My second-year project is based on the study of the Medieval grotesque.
In the Middle Ages, grotesques were fantastic, monstrous or mythical figures used for decorative purposes and are an important part of all traditional cultures around the world, not just the European Christian traditions. They come in all shapes and sizes and often combine human and animal elements. These grotesques or monsters made their way, not only onto the pages of illuminated manuscripts but also they crouched on the roofs of European cathedrals and guarded the gates of temples in East Asia. The grotesque played a complex role in medieval society and operated in a variety of ways, instilling feelings of fear and revulsion as well as wonder and devotion.
Medieval theorists saw beauty as an intellectual principle and a symbolic language.
Proportion was viewed as a key element of beauty, while ugliness violated the rules of proportion and was seen as a dissonance. So the ideal perfect body had perfect proportion and was a kind of sacred temple: all processes that could weaken the body’s purity – such as sex, sickness, and disability were, as far as possible, excluded. At the same time, the presence of the grotesque is a recognition of the whole life cycle: birth, death, and decay. Monsters are also of the divine order of nature: if a proportionate body is a static perfection, then a grotesque body is dynamic structural perfection. This is also why in East Asian culture, monsters, fairies, and angels can be transformed into each other, and their reverence for immortals and the fear of ghosts make people present two extremes of aesthetics when creating. Craftsmen deconstructed and recombined animal forms according to legends or their own imaginations. The more mutated and supernatural were the monsters, the more incredible and powerful they were.
In the contemporary context, it is difficult to understand the fondness that people of the Middle Ages had for the grotesque, because today the grotesque is often equated with demons and evils. People find art and morality in conflict because they try to reconcile modern aesthetics with classical moral conceptions. In fact, the grotesque and anything that brought aesthetic pleasure to the medieval man must be ethical. My own interpretation or ‘fusion’ is based on revising certain traditional ideas, preserving what I believe still has value from the past and discarding what appears to me to have lost its meaning.
For my artworks, I have collected and recreated grotesque images from different cultures using the craft of stained glass, and techniques of gold leaf gilding on raised gesso – quintessential media of the Middle Ages. These techniques represent the medieval love of light and colour. This period in history shows a different sense of colour than subsequent eras since they were mainly limited to strong and clear primary colours, creating extraordinarily powerful effects with light. Such use of colour and light in the stained glass manifests a pure and radiant beauty – leading us beyond the perceived and temporary world towards what is hidden and eternal.

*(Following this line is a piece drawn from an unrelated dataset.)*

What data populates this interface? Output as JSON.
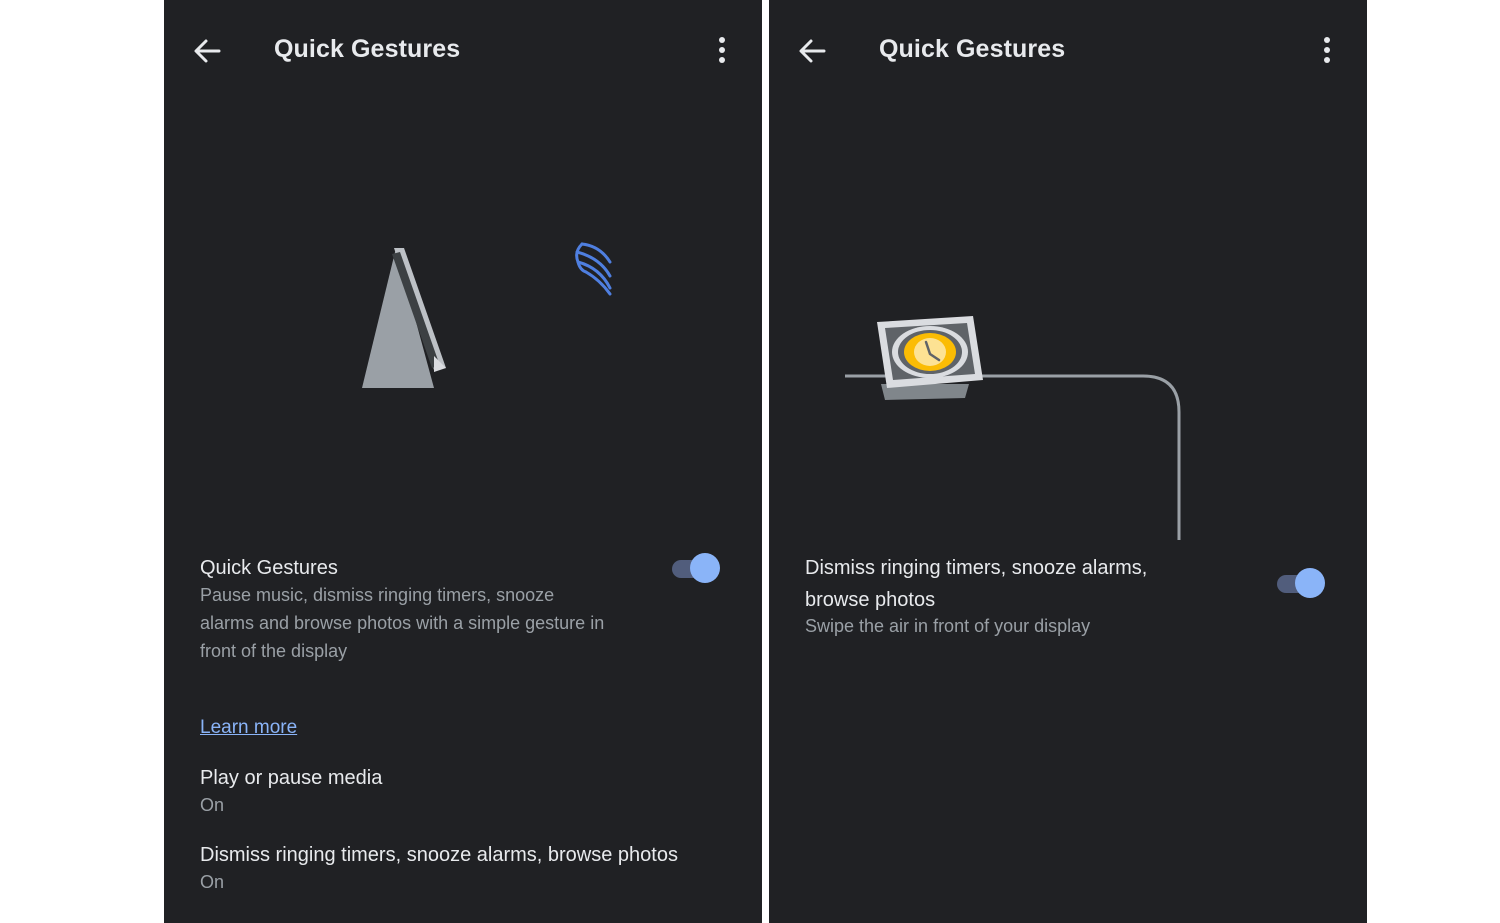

Jingshi Wang was born in Beijing China in 1993.
She studied printmaking in China central academic of fine art. After graduated she did the master of fine art in Goldsmith, University of London. She was interested in medieval narrative structures and handicraft which lead her to Princes' Foundation School of Traditional Art. During her two years in school of traditional art she worked with stained glass and gilding on raised gesso which are quintessential media of the Middle Ages. She has experimented relentlessly with glass painting techniques and explorations of surface treatments.
Her work shows a very distinctive medieval aesthetic through created light and uncreated light. And the images inside were always inspired by medieval grotesque and folklore.